The group will not have a campus rabbi. However, Schreiber said it has partnerships with clergy and congregations from around the area who can provide assistance, including Rabbi Jordan Gerson of the longstanding St. Louis Hillel, located at Washington University.

Gerson, who arrived to assume his duties last autumn, said he was happy to collaborate with the new organization.

“We’re so excited to welcome Maryville Hillel into our global Hillel family and we think it is really a great advancement for the students and the Jewish community at Maryville University,” he said. “It will help us to better reach the Jewish student population of the area’s campuses.”

Schreiber, who previously worked at St. Louis Hillel, said the two groups are separate, but are “sister organizations” which will partner to help serve the area’s Jewish population. She said she hopes the new label would make it easier for students to get involved with the Maryville Judaic community.

“The Hillel brand is kind of the good housekeeping seal of approval as far as Jewish groups go on college campuses,” she said. “It will help people find us even though we’ve already been there.”

She said that having more than one Hillel was a big step forward for the community.

“I think that opens the doors to students being served in the best way possible, because each of the campuses are very distinct,” she said. “The Jewish community at Wash U, which is excellent, is a very different community than Maryville or UMSL or Fontbonne. I think we’ll be able to serve students in a more precise way.”

Other campuses do have outgrowths of Jewish life. While the University of Missouri-St. Louis doesn’t have a Hillel chapter, Drs. Susan Feigenbaum and Jay Pepose announced earlier this year that they were earmarking $100,000 toward the creation of a new House for Jewish Life. The plan envisions a facility which could be utilized by Jewish organizations in the area, including Hillel and Chabad on Campus.

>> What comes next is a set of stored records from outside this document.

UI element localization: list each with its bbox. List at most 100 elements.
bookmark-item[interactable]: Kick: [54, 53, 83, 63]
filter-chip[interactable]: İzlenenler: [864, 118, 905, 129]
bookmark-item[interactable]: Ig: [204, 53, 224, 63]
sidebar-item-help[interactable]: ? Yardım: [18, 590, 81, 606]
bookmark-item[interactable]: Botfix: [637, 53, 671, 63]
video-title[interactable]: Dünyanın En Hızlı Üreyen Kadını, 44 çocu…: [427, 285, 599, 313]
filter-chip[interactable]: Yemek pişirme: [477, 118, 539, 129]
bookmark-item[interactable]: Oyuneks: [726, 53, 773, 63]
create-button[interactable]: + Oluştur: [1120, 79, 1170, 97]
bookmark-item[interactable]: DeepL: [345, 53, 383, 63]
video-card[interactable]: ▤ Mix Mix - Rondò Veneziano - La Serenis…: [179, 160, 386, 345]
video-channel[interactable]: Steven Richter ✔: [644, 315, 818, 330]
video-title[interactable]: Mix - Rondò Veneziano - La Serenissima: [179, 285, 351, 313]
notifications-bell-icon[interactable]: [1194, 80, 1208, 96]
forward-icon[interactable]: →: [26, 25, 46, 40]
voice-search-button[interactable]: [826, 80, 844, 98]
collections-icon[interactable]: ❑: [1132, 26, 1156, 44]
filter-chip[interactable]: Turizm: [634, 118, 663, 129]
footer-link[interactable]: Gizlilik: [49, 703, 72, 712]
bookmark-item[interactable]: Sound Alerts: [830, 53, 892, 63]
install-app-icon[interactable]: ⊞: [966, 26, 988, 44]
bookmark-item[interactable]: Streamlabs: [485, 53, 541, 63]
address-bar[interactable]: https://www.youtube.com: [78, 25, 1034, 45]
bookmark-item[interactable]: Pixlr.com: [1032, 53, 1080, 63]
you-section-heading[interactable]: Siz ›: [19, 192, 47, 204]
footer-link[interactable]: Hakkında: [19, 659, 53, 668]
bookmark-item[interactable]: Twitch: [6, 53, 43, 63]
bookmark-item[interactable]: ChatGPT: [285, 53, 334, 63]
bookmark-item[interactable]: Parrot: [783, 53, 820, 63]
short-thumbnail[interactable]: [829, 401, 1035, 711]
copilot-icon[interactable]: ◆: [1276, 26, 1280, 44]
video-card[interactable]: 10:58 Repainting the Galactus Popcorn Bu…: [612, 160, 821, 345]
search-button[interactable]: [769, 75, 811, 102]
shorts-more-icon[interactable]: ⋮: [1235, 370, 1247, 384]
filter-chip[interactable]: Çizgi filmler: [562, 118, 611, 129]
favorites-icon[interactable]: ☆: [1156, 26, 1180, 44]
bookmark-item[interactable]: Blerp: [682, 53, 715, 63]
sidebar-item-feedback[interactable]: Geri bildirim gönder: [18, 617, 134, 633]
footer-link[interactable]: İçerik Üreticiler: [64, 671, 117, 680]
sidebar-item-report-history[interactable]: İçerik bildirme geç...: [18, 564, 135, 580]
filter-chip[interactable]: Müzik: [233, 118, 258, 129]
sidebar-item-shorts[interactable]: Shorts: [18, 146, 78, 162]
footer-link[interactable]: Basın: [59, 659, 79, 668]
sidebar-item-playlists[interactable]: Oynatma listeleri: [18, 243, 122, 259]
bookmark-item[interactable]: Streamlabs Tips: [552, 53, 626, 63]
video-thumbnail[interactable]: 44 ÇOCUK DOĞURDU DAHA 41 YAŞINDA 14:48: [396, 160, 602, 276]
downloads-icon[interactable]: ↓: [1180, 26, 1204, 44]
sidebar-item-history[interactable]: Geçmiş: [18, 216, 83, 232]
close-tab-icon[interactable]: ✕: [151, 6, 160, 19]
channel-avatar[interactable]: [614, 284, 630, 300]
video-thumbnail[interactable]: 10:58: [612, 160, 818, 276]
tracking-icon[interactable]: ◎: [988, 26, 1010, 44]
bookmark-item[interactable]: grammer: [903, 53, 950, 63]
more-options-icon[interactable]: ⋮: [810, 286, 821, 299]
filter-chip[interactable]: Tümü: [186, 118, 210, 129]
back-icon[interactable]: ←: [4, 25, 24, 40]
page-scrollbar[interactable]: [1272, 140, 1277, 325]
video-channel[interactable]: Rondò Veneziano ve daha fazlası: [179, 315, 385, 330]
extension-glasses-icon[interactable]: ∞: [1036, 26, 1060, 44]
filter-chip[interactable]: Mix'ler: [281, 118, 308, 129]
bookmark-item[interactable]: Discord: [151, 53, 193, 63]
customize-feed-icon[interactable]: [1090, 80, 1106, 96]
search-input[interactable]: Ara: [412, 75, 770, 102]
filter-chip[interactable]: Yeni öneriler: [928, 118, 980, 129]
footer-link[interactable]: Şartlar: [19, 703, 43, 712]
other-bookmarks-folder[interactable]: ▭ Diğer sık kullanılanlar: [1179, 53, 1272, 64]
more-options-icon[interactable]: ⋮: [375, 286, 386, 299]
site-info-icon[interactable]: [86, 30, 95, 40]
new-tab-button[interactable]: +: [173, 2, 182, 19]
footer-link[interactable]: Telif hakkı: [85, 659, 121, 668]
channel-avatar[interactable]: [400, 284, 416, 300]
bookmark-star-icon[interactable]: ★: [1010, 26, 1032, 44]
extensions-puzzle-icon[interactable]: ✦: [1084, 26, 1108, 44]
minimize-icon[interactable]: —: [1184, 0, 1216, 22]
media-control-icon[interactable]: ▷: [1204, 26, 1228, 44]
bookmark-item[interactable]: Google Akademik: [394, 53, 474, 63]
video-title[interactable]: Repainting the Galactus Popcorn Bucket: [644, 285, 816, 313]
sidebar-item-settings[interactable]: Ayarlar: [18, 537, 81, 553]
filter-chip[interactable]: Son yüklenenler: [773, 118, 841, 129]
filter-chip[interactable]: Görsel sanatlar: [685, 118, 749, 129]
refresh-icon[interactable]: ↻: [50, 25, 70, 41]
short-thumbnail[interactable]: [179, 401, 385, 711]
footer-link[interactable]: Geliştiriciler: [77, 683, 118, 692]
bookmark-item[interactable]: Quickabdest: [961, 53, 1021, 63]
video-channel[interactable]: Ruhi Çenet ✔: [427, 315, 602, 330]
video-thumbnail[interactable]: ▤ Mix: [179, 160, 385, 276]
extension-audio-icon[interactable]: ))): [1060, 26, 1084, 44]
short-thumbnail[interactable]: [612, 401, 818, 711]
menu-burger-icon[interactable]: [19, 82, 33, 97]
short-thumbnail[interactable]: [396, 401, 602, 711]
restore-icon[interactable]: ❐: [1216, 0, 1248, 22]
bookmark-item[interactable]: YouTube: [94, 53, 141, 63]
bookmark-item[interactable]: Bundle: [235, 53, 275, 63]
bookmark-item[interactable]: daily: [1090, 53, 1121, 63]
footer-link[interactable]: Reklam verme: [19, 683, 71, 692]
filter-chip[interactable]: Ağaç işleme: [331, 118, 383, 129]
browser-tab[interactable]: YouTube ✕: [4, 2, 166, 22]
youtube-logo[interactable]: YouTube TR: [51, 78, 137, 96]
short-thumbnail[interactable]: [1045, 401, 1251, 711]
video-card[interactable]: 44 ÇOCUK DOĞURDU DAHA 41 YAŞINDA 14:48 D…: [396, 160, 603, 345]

The UMSL campus does have a recognized Jewish Student Association, as does St. Louis University. Webster University lists a “Jewish Student Council” known as Tribe. 

Schreiber said that some longstanding programs of the Maryville Jewish Student Union will continue under the new name, including culinary events like its chocolate seder and a “welcome back Havdalah” when classes resume. The group also does an annual Holocaust commemoration event.

She said the new Hillel, which was officially recognized late last month, will depend on a committee of about 10 faculty and staff to help coordinate activities.

“They have been very active in this entire process and luckily we’ll be able to continue to lean on them,” Schreiber said.

Sophomore Arin Simon, the first president of the newly minted Hillel, said that she is looking forward to assuming her new duties. She said it has been difficult to maintain consistent attendance for some Judaic events in the past and she hopes to remedy that this year. 

The 19-year-old elementary education major said that the other schools she considered had campus Hillels and she’s glad Maryville can now offer one also so that individuals can experience more programming and events.

“I’d like to see Jewish students from other small campuses come as well,” she said.